Natanael Gärde (27 July 1880 – 28 January 1968) was a Swedish judge who served as the minister of justice between 1930 and 1932.

==Early life and education==
Gärde was born in Seglora parish, Älvsborg county, on 27 July 1880. His parents were Johannes Bengtsson and Hedda Andersdtr. He received a degree in law from Uppsala University.

==Career==
On 7 June 1926 Gärde was appointed minister of state to the cabinet led by Premier Carl Gustaf Ekman. His term ended on 2 October 1928. He was named minister of justice on 7 June 1930 and remained in the office until 24 September 1932. During his tenure Gärde managed to implement a proposal of the former minister Johan Thyrén in which fines to the detainees ability to pay were regulated.
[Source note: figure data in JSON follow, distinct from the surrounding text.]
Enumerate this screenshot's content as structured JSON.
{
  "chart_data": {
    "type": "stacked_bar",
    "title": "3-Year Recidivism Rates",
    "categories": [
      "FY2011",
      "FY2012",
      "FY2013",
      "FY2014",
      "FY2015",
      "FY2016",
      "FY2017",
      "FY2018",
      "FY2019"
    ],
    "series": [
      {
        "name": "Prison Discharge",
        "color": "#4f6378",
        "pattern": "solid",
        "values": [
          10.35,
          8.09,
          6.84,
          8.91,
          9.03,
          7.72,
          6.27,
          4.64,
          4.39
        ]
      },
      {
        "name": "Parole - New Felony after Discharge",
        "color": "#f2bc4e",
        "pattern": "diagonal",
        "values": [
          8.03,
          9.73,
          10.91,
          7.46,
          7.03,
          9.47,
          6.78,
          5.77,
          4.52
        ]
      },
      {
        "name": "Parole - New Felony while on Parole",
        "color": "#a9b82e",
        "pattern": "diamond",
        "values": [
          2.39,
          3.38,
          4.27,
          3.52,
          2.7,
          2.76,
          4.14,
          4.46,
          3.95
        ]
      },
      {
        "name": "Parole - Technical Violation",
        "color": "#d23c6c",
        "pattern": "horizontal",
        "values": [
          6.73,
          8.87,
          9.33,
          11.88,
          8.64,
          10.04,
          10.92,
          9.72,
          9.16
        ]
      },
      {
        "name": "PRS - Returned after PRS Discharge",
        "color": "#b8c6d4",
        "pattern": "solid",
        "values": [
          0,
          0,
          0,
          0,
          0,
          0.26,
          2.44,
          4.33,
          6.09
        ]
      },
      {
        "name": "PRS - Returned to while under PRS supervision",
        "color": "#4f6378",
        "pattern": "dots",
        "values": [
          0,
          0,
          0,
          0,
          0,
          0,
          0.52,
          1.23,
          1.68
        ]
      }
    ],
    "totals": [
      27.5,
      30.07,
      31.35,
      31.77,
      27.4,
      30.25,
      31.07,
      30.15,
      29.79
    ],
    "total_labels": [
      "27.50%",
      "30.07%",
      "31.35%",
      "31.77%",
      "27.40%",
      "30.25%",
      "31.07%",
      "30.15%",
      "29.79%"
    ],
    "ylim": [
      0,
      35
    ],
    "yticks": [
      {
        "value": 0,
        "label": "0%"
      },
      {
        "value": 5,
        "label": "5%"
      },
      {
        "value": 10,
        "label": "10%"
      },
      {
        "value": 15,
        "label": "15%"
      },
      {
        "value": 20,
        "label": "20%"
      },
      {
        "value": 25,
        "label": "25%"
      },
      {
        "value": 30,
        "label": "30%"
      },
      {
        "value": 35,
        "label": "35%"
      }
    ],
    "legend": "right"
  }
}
After leaving office Gärde headed the procedural law commission which was formed by his successor as minister of justice Karl Schlyter to reform the legal framework of Sweden in 1938.

==Personal life and death==
Gärde married Märta Brink in 1909. Their daughter was Ingrid Gärde Widemar who was also a jurist and politician. Natanael Gärde died in Stockholm on 28 January 1968.

===Awards===
Gärde was awarded the Illis quorum by the Swedish government in 1948.